Jadi secara prinsip, cara memperoleh informasi dan mengolahnya menjadi fakta dan data, tidak berubah. Kini hanya bertambah dengan obrolan dan isu yang ada di medsos. Tidak semua informasi dan isu di medsos itu salah atau benar, sebagaimana informasi dan isu di warung kopi.
Semua yang berkecimpung di dunia jurnalistik dan pemberitaan pasti tahu hal ini terkecuali mereka yang secara tiba-tiba dijadikan dan menjadikan dirinya sebagai wartawan. Tahapan pengolahan sebuah berita tentu telah jadi sistem yang baku, yang mengharuskan cek dan ricek, konfirmasi, kejelasan dan kredibilitas sumber berita, pemilihan diksi yang tepat, dan seterusnya.
Hanya saja memang ada tantangan baru yang berkaitan dengan kecepatan informasi yang lalu lalang di masyarakat yang begitu tinggi. Tentu ini membawa konsekuensi tersendiri dalam membuat berita yang juga harus mempertimbangkan hal itu dan juga media pemberitaan lain yang berpacu untuk menyajikan berita terkini. Inilah alasan yang sering dikemukakan ketika sebuah berita jadi masalah setelah dimuat atau ditayangkan.
Semua yang pernah bekerja di media pemberitaan pastilah pernah merasakan tekanan waktu dan jam tayang atau headline ini. Tetapi bisakah hal itu dijadikan alasan lahirnya sebuah berita hoax?

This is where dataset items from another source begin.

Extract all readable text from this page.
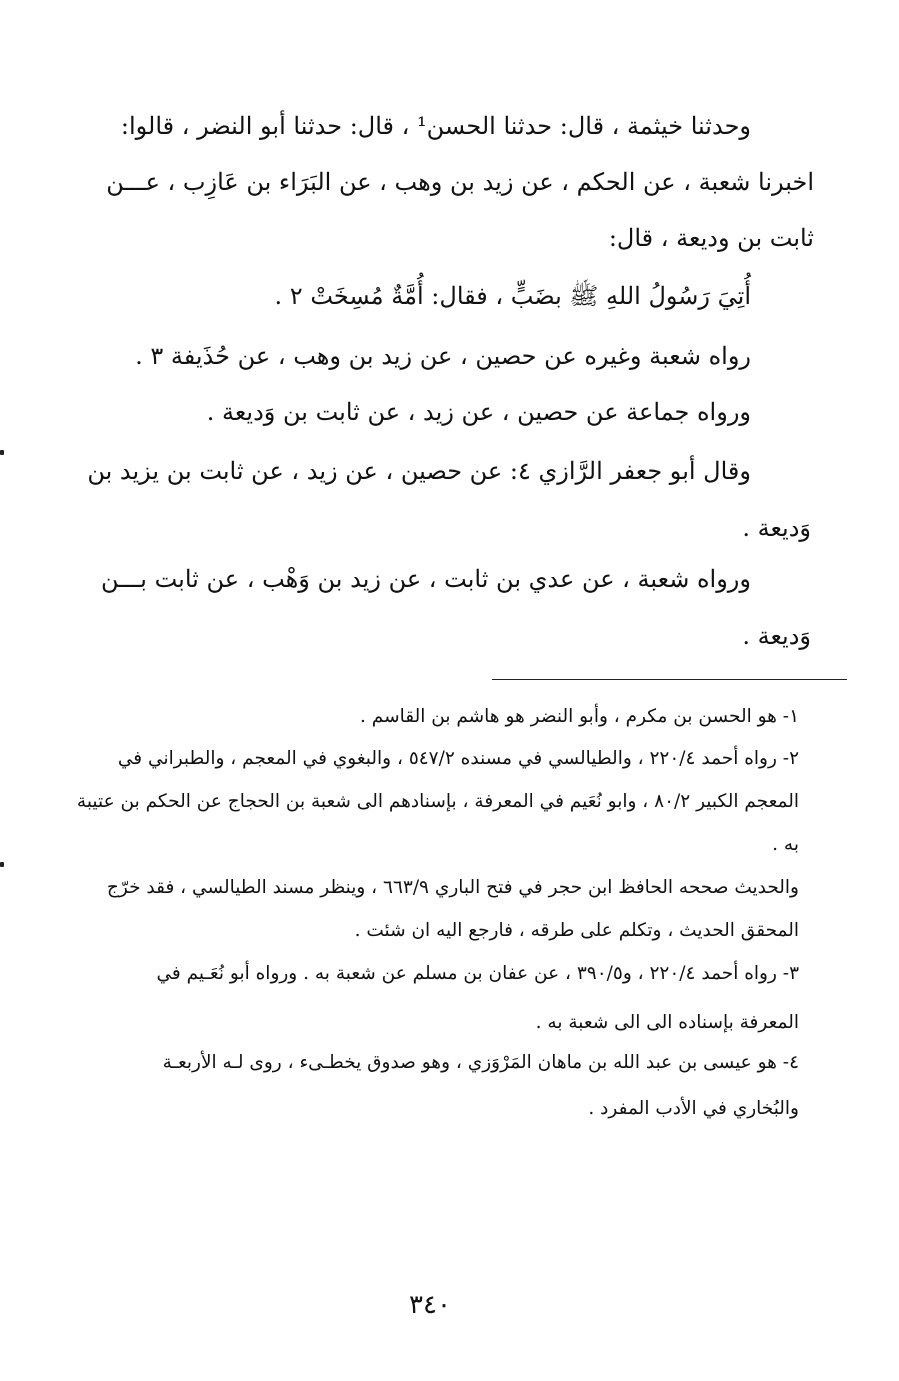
وحدثنا خيثمة ، قال: حدثنا الحسن¹ ، قال: حدثنا أبو النضر ، قالوا:
اخبرنا شعبة ، عن الحكم ، عن زيد بن وهب ، عن البَرَاء بن عَازِب ، عـــن
ثابت بن وديعة ، قال:
أُتِيَ رَسُولُ اللهِ ﷺ بضَبٍّ ، فقال: أُمَّةٌ مُسِخَتْ ٢ .
رواه شعبة وغيره عن حصين ، عن زيد بن وهب ، عن حُذَيفة ٣ .
ورواه جماعة عن حصين ، عن زيد ، عن ثابت بن وَديعة .
وقال أبو جعفر الرَّازي ٤: عن حصين ، عن زيد ، عن ثابت بن يزيد بن
وَديعة .
ورواه شعبة ، عن عدي بن ثابت ، عن زيد بن وَهْب ، عن ثابت بـــن
وَديعة .
١- هو الحسن بن مكرم ، وأبو النضر هو هاشم بن القاسم .
٢- رواه أحمد ٢٢٠/٤ ، والطيالسي في مسنده ٥٤٧/٢ ، والبغوي في المعجم ، والطبراني في
المعجم الكبير ٨٠/٢ ، وابو نُعَيم في المعرفة ، بإسنادهم الى شعبة بن الحجاج عن الحكم بن عتيبة
به .
والحديث صححه الحافظ ابن حجر في فتح الباري ٦٦٣/٩ ، وينظر مسند الطيالسي ، فقد خرّج
المحقق الحديث ، وتكلم على طرقه ، فارجع اليه ان شئت .
٣- رواه أحمد ٢٢٠/٤ ، و٣٩٠/٥ ، عن عفان بن مسلم عن شعبة به . ورواه أبو نُعَـيم في
المعرفة بإسناده الى الى شعبة به .
٤- هو عيسى بن عبد الله بن ماهان المَرْوَزي ، وهو صدوق يخطـىء ، روى لـه الأربعـة
والبُخاري في الأدب المفرد .
٣٤٠
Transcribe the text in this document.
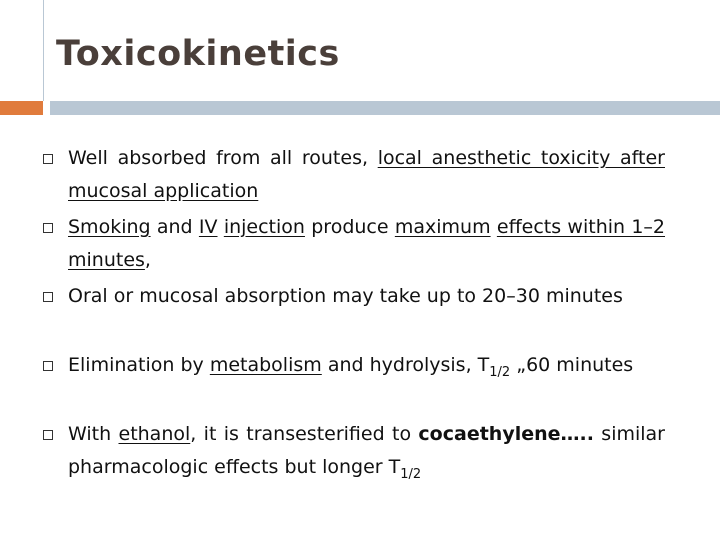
Toxicokinetics
Well absorbed from all routes, local anesthetic toxicity after mucosal application
Smoking and IV injection produce maximum effects within 1–2 minutes,
Oral or mucosal absorption may take up to 20–30 minutes
Elimination by metabolism and hydrolysis, $T_{1/2}$ „60 minutes
With ethanol, it is transesterified to cocaethylene….. similar pharmacologic effects but longer $T_{1/2}$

Wartawan yang baik pasti akan menjawab tidak bisa.
Di sinilah perlunya prosedur baku dalam mengolah informasi dan data menjadi sebuah berita harus dijalankan secara ketat. Dan prosedur ini jelas tidak akan bisa dijalankan jika wartawan itu tidak menghargai nilai sebuah berita sehingga seenaknya sendiri membuat berita yang sesuai selera dan pandangan politiknya.
Berangkat dari kasus berita hoax yang sampai dimuat di Jawa Pos itu, mungkin perlu ditegaskan lagi pentingnya rasa hormat wartawan dalam menilai sebuah berita, karya jurnalistik mereka. Walaupun dalam sehari ada wartawan yang diwajibkan membuat lima berita supaya bisa mendapatkan penghasilan yang layak, tahapan pengolahan informasi dan data janganlah sampai dilanggar.
Dunia jurnalistik memang dari dulu tidak bisa lepas dari pengaruh, pesona, dan godaan dunia politik. Tetapi semua wartawan pastilah sudah sangat paham nilai sebuah berita dan pengaruhnya di masyarakat. Hal inilah yang membedakan seorang wartawan dan tukang cerita, apalagi pembual, pengadu domba, atau pembuat hoax.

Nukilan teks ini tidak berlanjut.